Don’t get me wrong. I think fads are fun, especially ones that promote creativity and artistic skill. But wouldn’t it be nice if something would catch on with kids thatdidn’t involve sweatshops in Taiwan?
Far be it from me to simply complain about something yet remain inactive. So I have taken it upon myself to suggest some candidates for new fads in children’s play…and none of them will cost you a dime. As a bonus, they all have that “reduce, reuse, recycle” thing going for them, because they are all born from crap already lying around your house.
1. Produce Bag Twist Ties Sculpture Kit
You guys, we’ve had a goldmine of endless hours of play sitting in the bottom of our refrigerator produce drawers ALL THIS TIME. They twist.
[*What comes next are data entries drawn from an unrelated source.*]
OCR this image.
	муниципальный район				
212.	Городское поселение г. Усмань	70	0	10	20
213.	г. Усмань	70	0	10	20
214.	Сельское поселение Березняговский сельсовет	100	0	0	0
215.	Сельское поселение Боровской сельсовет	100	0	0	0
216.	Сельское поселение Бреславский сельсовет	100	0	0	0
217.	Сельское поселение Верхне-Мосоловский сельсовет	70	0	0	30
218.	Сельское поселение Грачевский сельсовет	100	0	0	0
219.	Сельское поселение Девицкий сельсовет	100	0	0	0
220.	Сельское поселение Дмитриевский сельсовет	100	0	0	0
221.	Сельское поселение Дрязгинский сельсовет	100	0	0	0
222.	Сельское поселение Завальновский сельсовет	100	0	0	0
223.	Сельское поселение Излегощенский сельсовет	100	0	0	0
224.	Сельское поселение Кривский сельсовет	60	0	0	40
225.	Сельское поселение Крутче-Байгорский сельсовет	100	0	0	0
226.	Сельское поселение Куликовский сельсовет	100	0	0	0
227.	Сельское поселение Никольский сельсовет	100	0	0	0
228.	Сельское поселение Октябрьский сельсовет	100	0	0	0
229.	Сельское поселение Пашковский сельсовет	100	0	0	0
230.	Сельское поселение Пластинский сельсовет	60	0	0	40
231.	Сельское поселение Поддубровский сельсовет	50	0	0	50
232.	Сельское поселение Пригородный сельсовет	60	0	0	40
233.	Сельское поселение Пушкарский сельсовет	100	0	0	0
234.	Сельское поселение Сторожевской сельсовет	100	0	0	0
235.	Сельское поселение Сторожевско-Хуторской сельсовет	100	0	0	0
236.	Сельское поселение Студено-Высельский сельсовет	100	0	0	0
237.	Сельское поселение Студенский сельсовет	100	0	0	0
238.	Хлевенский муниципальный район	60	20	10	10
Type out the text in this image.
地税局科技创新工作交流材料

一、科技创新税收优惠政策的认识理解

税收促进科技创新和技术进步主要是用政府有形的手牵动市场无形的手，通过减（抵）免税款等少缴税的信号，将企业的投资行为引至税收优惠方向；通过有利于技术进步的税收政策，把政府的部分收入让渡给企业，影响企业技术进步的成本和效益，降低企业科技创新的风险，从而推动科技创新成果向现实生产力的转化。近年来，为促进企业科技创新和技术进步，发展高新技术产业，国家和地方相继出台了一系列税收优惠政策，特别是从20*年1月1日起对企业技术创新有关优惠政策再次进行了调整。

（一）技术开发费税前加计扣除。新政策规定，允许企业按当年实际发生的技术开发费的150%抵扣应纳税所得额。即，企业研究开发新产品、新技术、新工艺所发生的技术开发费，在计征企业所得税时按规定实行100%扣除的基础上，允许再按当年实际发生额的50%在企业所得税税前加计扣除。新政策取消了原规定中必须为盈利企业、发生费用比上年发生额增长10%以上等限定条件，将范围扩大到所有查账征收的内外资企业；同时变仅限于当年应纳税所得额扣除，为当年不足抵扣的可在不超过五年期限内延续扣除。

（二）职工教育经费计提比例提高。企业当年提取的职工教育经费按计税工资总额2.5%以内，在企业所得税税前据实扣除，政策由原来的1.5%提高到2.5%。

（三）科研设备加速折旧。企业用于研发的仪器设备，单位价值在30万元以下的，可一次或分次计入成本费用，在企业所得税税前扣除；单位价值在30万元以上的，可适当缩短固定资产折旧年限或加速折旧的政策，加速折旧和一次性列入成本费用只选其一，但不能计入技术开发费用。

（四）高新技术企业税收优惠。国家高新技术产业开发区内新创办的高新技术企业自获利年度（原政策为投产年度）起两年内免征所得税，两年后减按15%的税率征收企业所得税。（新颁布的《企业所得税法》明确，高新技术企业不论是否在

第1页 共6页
They bend. You can turn them into pretty much anything in the whole entire world. And when you run out, all you need to do is head to the grocery store to pick up some more apples. Which brings up another amazing quality of this toy: you can bribe your kids into better eating habits: “The more bell peppers you eat, the more twist ties I can get for your sculptures.” I don’t know, but I kind think this one could be a “Parent’s Choice” Award Winner.
Until someone figures out a foolproof way to teach kids that the caps go back ON the markers after they are finished with them, this fad will likely enjoy some good longevity on the market. And you don’t have to use any harsh chemicals to remove them…or risk your child setting all her nail polisher remover-soaked cotton balls directly onto a bathroom shelf, adding yet another piece of household furniture to the “claimed by children” list. As for all those dried-out markers, sorry. The idea ends here.
We can finally all be free of those overpriced Lululemon headbands. I mean, my kids eat granola bars like they are going out of style, but it’s also apparently notin style to throw away the wrappers. Because they litter my house with them. No worries. Now our daughters can use them to make stylish headbands that promote adequate daily fiber intake and Puritan modesty, instead of ones that might become see-through if their heads exceed the maximum circumference deemed acceptable by some sad excuse for a CEO who doesn’t know how to apologize to his customers and all of humankind.